5.  Redefining Safety, accessing Discomfort. As a somatic attachment consultant and trainer, I always say safety is a priority, and it is. However, conversations with BIPOC therapists recently have opened my eyes to the reality that safety is not something they feel whenever they enter a mixed or primarily white environment. Some environments could be less unsafe, but not outright safe. I have noticed that, regardless of my intention to create a safe environment, that hasn’t always worked for some therapists, including white therapists. Striving for safety is good but guaranteeing it is impossible. What might be possible is developing a nervous state that borders on the edge between safe and unsafe:  Discomfort.(**)

In the Polyvagal Theory, Stephen Porges talks about our capacity to be in the window of tolerance, a ventral vagal state, as long as we are not experiencing fear. In this regard, we might move toward hypoarousal or hyperarousal but can still stay regulated if we can mitigate fear. Discomfort is that state. Being uncomfortable is a normal response to being challenged by someone but it does not mean we are really under threat. By developing the ability to recognize the edging in of fear and guide ourselves back to discomfort, we can begin to regulate. We would use our intact neocortex to acknowledge fear creeps in when we go into feeling we are not okay, and our perception of ourselves is being challenged. Moving back to discomfort can happen with a gentle reminder that, no matter what, we are okay, our essential Self is good, and this is just a moment in time to move back from our ego, settle our bodies enough to listen.

In my own experience, moving back and forth between discomfort and edging toward or feeling fear can happen if I concentrate and am mindful.
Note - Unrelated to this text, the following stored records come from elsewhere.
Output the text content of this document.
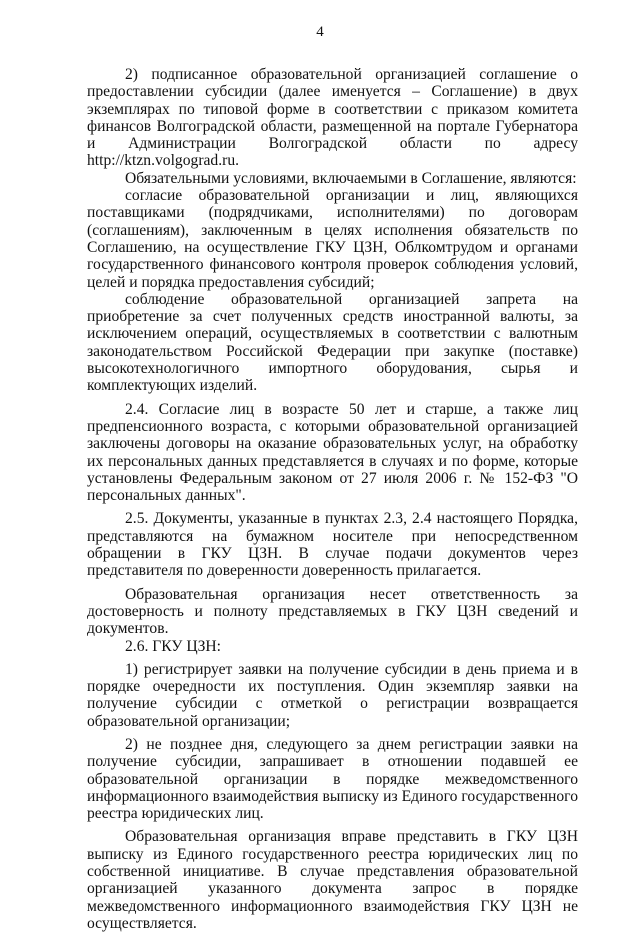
4

2) подписанное образовательной организацией соглашение о предоставлении субсидии (далее именуется – Соглашение) в двух экземплярах по типовой форме в соответствии с приказом комитета финансов Волгоградской области, размещенной на портале Губернатора и Администрации Волгоградской области по адресу http://ktzn.volgograd.ru.

Обязательными условиями, включаемыми в Соглашение, являются:

согласие образовательной организации и лиц, являющихся поставщиками (подрядчиками, исполнителями) по договорам (соглашениям), заключенным в целях исполнения обязательств по Соглашению, на осуществление ГКУ ЦЗН, Облкомтрудом и органами государственного финансового контроля проверок соблюдения условий, целей и порядка предоставления субсидий;

соблюдение образовательной организацией запрета на приобретение за счет полученных средств иностранной валюты, за исключением операций, осуществляемых в соответствии с валютным законодательством Российской Федерации при закупке (поставке) высокотехнологичного импортного оборудования, сырья и комплектующих изделий.

2.4. Согласие лиц в возрасте 50 лет и старше, а также лиц предпенсионного возраста, с которыми образовательной организацией заключены договоры на оказание образовательных услуг, на обработку их персональных данных представляется в случаях и по форме, которые установлены Федеральным законом от 27 июля 2006 г. № 152-ФЗ "О персональных данных".

2.5. Документы, указанные в пунктах 2.3, 2.4 настоящего Порядка, представляются на бумажном носителе при непосредственном обращении в ГКУ ЦЗН. В случае подачи документов через представителя по доверенности доверенность прилагается.

Образовательная организация несет ответственность за достоверность и полноту представляемых в ГКУ ЦЗН сведений и документов.

2.6. ГКУ ЦЗН:

1) регистрирует заявки на получение субсидии в день приема и в порядке очередности их поступления. Один экземпляр заявки на получение субсидии с отметкой о регистрации возвращается образовательной организации;

2) не позднее дня, следующего за днем регистрации заявки на получение субсидии, запрашивает в отношении подавшей ее образовательной организации в порядке межведомственного информационного взаимодействия выписку из Единого государственного реестра юридических лиц.

Образовательная организация вправе представить в ГКУ ЦЗН выписку из Единого государственного реестра юридических лиц по собственной инициативе. В случае представления образовательной организацией указанного документа запрос в порядке межведомственного информационного взаимодействия ГКУ ЦЗН не осуществляется.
Using our neocortex can be an effective way to do this but it takes practice and the development of a new neurological muscle. The times where it works the best for me is when I have been able to work with something somatically. One time, also in my triad, I was talking about a racist thought I had. With the support of the other two people, I was able to track what was happening inside and found, to my surprise and yet not surprisingly, there was an image and a felt sense of being 5 -6 years old and feeling bad about myself. Giving loving support to my younger self, it was then easy to see that some of my racist thoughts moved in my internal process as ways to make myself feel better. The essence of white supremacy: Making myself better is premised on making others less than. Knowing that in my head and accessing in my body were two profoundly different processes. I could forgive myself and see the racist thought evaporating.
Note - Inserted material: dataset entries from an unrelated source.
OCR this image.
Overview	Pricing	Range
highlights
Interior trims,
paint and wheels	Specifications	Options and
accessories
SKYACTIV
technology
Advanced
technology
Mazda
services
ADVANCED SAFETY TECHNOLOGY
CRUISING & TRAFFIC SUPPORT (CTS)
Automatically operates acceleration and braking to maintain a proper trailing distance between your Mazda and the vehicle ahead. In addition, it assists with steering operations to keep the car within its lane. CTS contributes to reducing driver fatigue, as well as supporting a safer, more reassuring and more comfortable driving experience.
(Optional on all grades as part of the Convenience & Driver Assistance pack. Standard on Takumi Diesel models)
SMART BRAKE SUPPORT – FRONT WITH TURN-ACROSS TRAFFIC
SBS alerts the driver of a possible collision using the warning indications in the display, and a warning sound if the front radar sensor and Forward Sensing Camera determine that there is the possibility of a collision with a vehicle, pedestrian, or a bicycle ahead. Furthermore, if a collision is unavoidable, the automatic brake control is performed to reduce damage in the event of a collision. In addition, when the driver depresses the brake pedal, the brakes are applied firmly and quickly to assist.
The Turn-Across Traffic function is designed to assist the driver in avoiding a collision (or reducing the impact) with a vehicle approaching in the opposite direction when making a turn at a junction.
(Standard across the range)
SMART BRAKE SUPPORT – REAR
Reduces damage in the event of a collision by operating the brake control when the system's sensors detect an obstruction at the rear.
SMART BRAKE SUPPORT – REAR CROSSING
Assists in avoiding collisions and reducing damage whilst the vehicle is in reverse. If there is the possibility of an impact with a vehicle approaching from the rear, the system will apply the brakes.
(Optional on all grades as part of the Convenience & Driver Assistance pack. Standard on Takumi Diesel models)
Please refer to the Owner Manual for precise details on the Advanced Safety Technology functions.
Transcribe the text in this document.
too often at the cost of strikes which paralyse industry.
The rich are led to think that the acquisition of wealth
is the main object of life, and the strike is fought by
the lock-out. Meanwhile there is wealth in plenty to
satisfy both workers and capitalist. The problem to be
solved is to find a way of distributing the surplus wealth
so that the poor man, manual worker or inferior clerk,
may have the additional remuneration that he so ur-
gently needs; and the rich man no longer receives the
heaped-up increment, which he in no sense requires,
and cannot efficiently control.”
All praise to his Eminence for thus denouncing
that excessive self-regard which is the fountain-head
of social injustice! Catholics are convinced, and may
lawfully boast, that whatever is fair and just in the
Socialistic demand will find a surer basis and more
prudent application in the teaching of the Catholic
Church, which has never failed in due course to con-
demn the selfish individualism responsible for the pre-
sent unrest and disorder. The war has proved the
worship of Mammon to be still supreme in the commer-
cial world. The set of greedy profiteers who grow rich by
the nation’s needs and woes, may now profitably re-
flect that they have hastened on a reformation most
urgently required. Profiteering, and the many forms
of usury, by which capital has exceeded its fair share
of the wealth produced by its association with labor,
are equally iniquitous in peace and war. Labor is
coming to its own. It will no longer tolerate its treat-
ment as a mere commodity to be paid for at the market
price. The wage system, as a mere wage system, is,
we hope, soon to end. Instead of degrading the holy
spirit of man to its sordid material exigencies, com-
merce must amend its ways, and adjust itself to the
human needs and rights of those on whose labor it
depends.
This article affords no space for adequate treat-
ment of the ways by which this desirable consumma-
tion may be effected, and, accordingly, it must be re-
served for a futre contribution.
If you are now at the end of this article and want to join me in a continued email or Zoom dialogue about these issues within the therapy field, please contact me at karenrachels@gmail.com and I will develop an email list.
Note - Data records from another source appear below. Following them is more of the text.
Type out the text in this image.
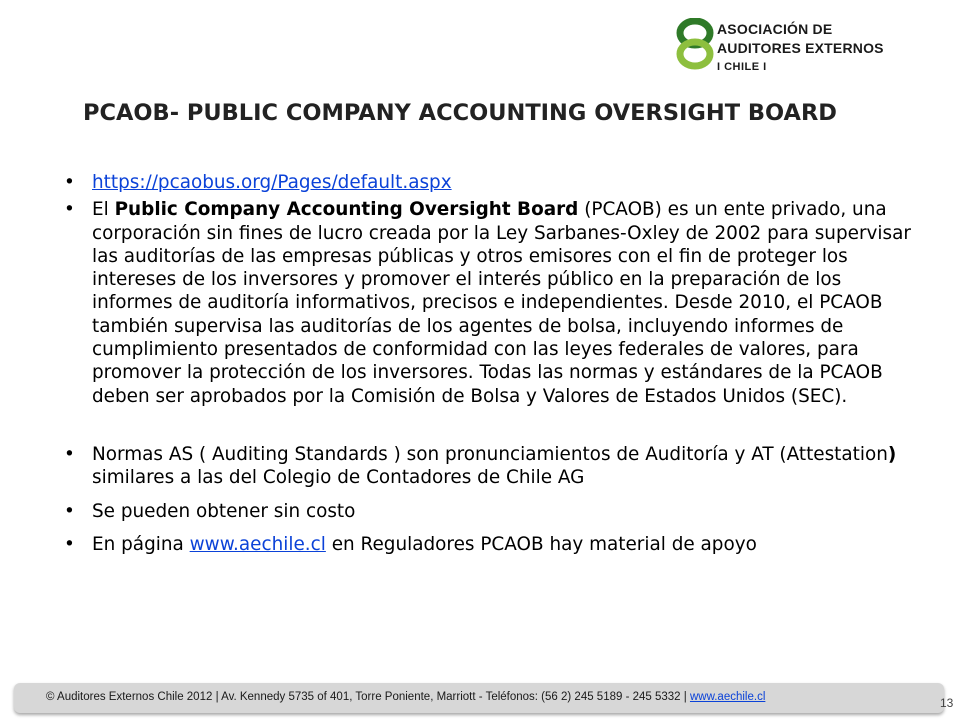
ASOCIACIÓN DE
AUDITORES EXTERNOS
I CHILE I
PCAOB- PUBLIC COMPANY ACCOUNTING OVERSIGHT BOARD

• https://pcaobus.org/Pages/default.aspx

• El Public Company Accounting Oversight Board (PCAOB) es un ente privado, una corporación sin fines de lucro creada por la Ley Sarbanes-Oxley de 2002 para supervisar las auditorías de las empresas públicas y otros emisores con el fin de proteger los intereses de los inversores y promover el interés público en la preparación de los informes de auditoría informativos, precisos e independientes. Desde 2010, el PCAOB también supervisa las auditorías de los agentes de bolsa, incluyendo informes de cumplimiento presentados de conformidad con las leyes federales de valores, para promover la protección de los inversores. Todas las normas y estándares de la PCAOB deben ser aprobados por la Comisión de Bolsa y Valores de Estados Unidos (SEC).

• Normas AS ( Auditing Standards ) son pronunciamientos de Auditoría y AT (Attestation) similares a las del Colegio de Contadores de Chile AG

• Se pueden obtener sin costo

• En página www.aechile.cl en Reguladores PCAOB hay material de apoyo

© Auditores Externos Chile 2012 | Av. Kennedy 5735 of 401, Torre Poniente, Marriott - Teléfonos: (56 2) 245 5189 - 245 5332 | www.aechile.cl	13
Regardless, my hope is that what I have written will serve you in your own process of healing in this incredibly painful area for all of us in our human tribe.

** I first heard the concept of discomfort or feeling uncomfortable from an activist therapist colleague in a training. Subsequently, I read some material written by Yavilah McCoy, a Jewish African-American Diversity, Equity and Inclusion organizer and trainer and in Menakem’s work as well. In this article, I have attempted to ground this discomfort in the language of the body and nervous system regulation.